Proof of the correctness of the MR solution (Fig. 4 b) was obtained by using phases from the Phaser model to calculate an electron-density map which was then used as a starting point for a phase-improvement protocol. This consisted of NCS-operator refinement prior to cyclic averaging, solvent flattening and gradual phase extension in resolution steps of 1/2000 Å using GAP (this step was chosen to be ∼25 times smaller than the inverse of the shortest unit-cell parameter to guarantee that no random phases would be introduced; for a mathematical formalism on the phase-extension procedure, see Rayment, 1983; Rossmann, 1990; Fry et al., 1993). This process, detailed in Abrescia et al. (2011), led to an excellent map at 2.5 Å resolution (Fig. 4 c), which rendered structure determination of the double jelly-roll fold of the protein facile.

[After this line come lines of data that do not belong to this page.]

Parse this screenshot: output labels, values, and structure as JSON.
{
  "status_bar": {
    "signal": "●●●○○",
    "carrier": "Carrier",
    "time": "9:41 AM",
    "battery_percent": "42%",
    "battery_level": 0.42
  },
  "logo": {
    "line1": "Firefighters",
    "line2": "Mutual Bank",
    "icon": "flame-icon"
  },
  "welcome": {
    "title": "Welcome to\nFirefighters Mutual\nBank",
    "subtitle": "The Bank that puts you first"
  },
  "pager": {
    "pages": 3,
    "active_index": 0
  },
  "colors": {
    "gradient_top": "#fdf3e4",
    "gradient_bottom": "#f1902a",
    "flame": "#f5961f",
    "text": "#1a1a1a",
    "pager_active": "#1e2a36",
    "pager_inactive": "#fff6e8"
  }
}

Structural superimpositions of the refined P2 atomic model with the other MCPs belonging to the same PRD1-adenoviral lineage (Abrescia et al., 2012) revealed why MR using these search models failed: they showed root-mean-square deviations (r.m.s.d.) above 2.9 Å (Fig. 4 d), which are higher than expected for template models that are likely to succeed in MR (Terwilliger et al., 2012), despite the fact that all share the double jelly-roll fold.

5. Conclusions  

Owing to their isometric shape, icosahedral viruses (harbouring 60 symmetry-related identical building blocks) have proved to be useful for developing the MR technique. Early successes of this method using low-resolution models as search probes encouraged the adoption of a similar workflow in cases of crystallized multimeric proteins (especially where the presence of proper NCS facilitates the derivation of accurate NCS operators) and for which low-resolution structural information is available. These low-resolution phases, either derived from (cryo-)EM or X-ray crystallographic electron density, can be used as a source of initial phases for high-resolution X-ray data, easing the solution of the phase problem.

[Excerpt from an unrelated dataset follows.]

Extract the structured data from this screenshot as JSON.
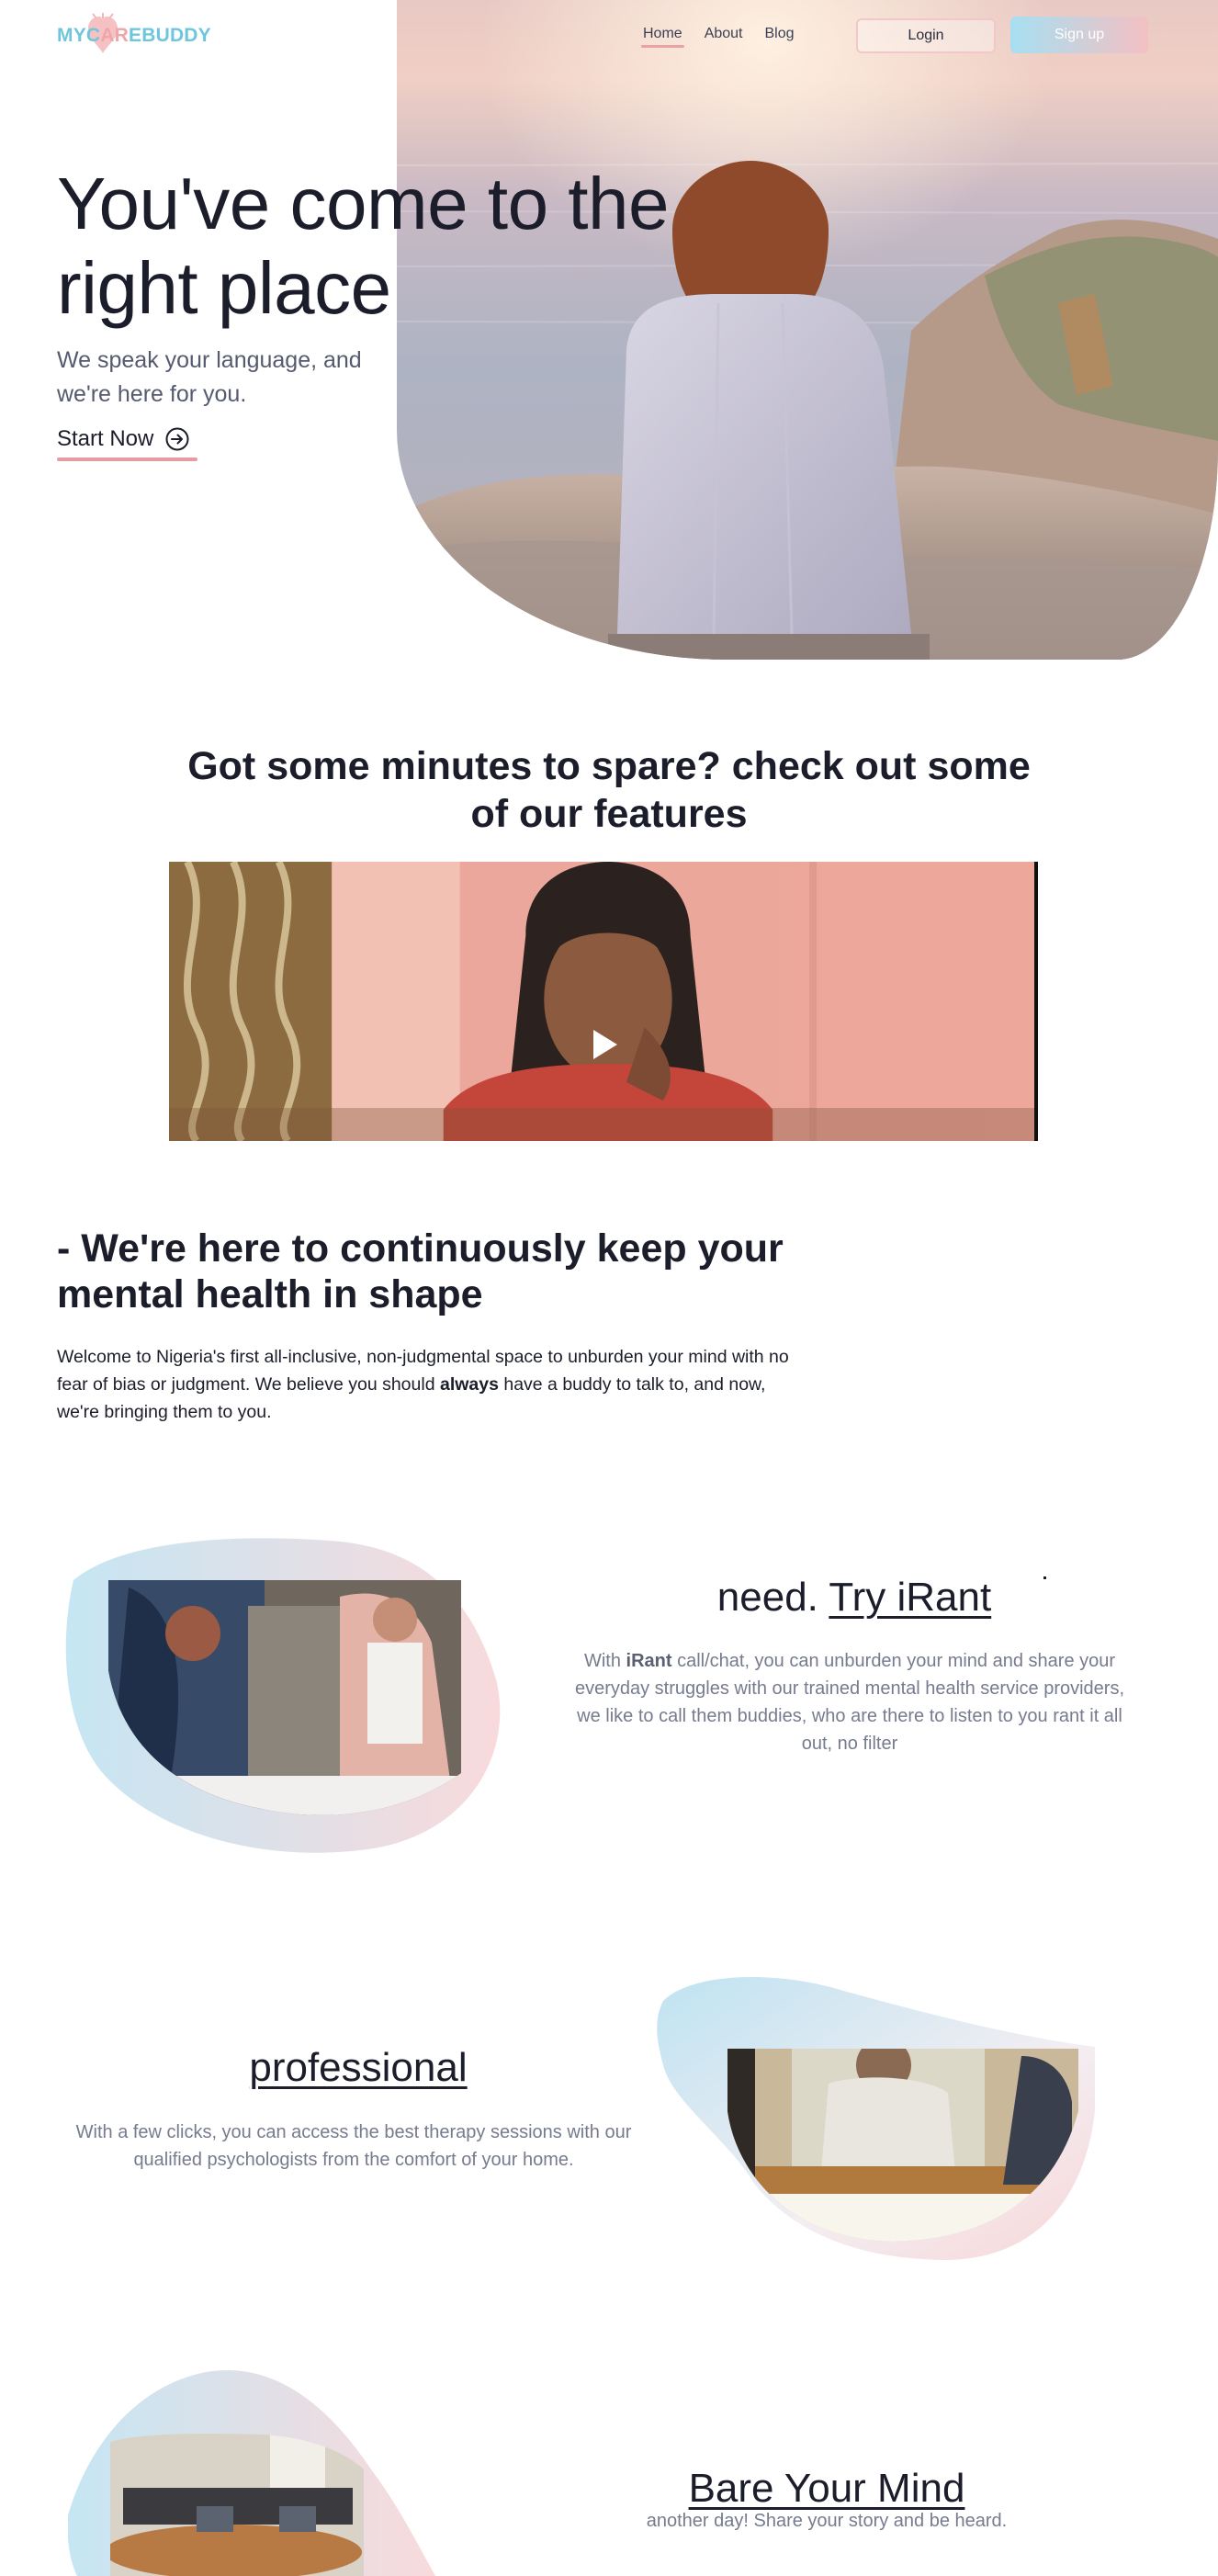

As examples of this phasing strategy, we have detailed the procedures used in the MR structure determination of the entire lipid-containing bacteriophage PM2 at 7 Å resolution and the subsequent use of this electron density in the determination of the structure of its major capsid protein P2 at 2.5 Å resolution. The resulting quasi-atomic model of PM2 illustrates the power of combining these phasing methods.

Acknowledgments

We are grateful to D. H. Bamford (Helsinki University) for his collaboration and support during the last decade, to our colleagues J. M. Grimes, R. M. Esnouf and J. M. Diprose (Oxford University) for many useful discussions and help with the General Averaging Program and to G. C. Sutton (Oxford University) for advice on virus purification and handling. DIS is supported by the UK MRC and NGAA is supported by the Spanish Ministerio de Economia y Competitividad (BFU2012-33947) and the Basque Government (PI2010-20).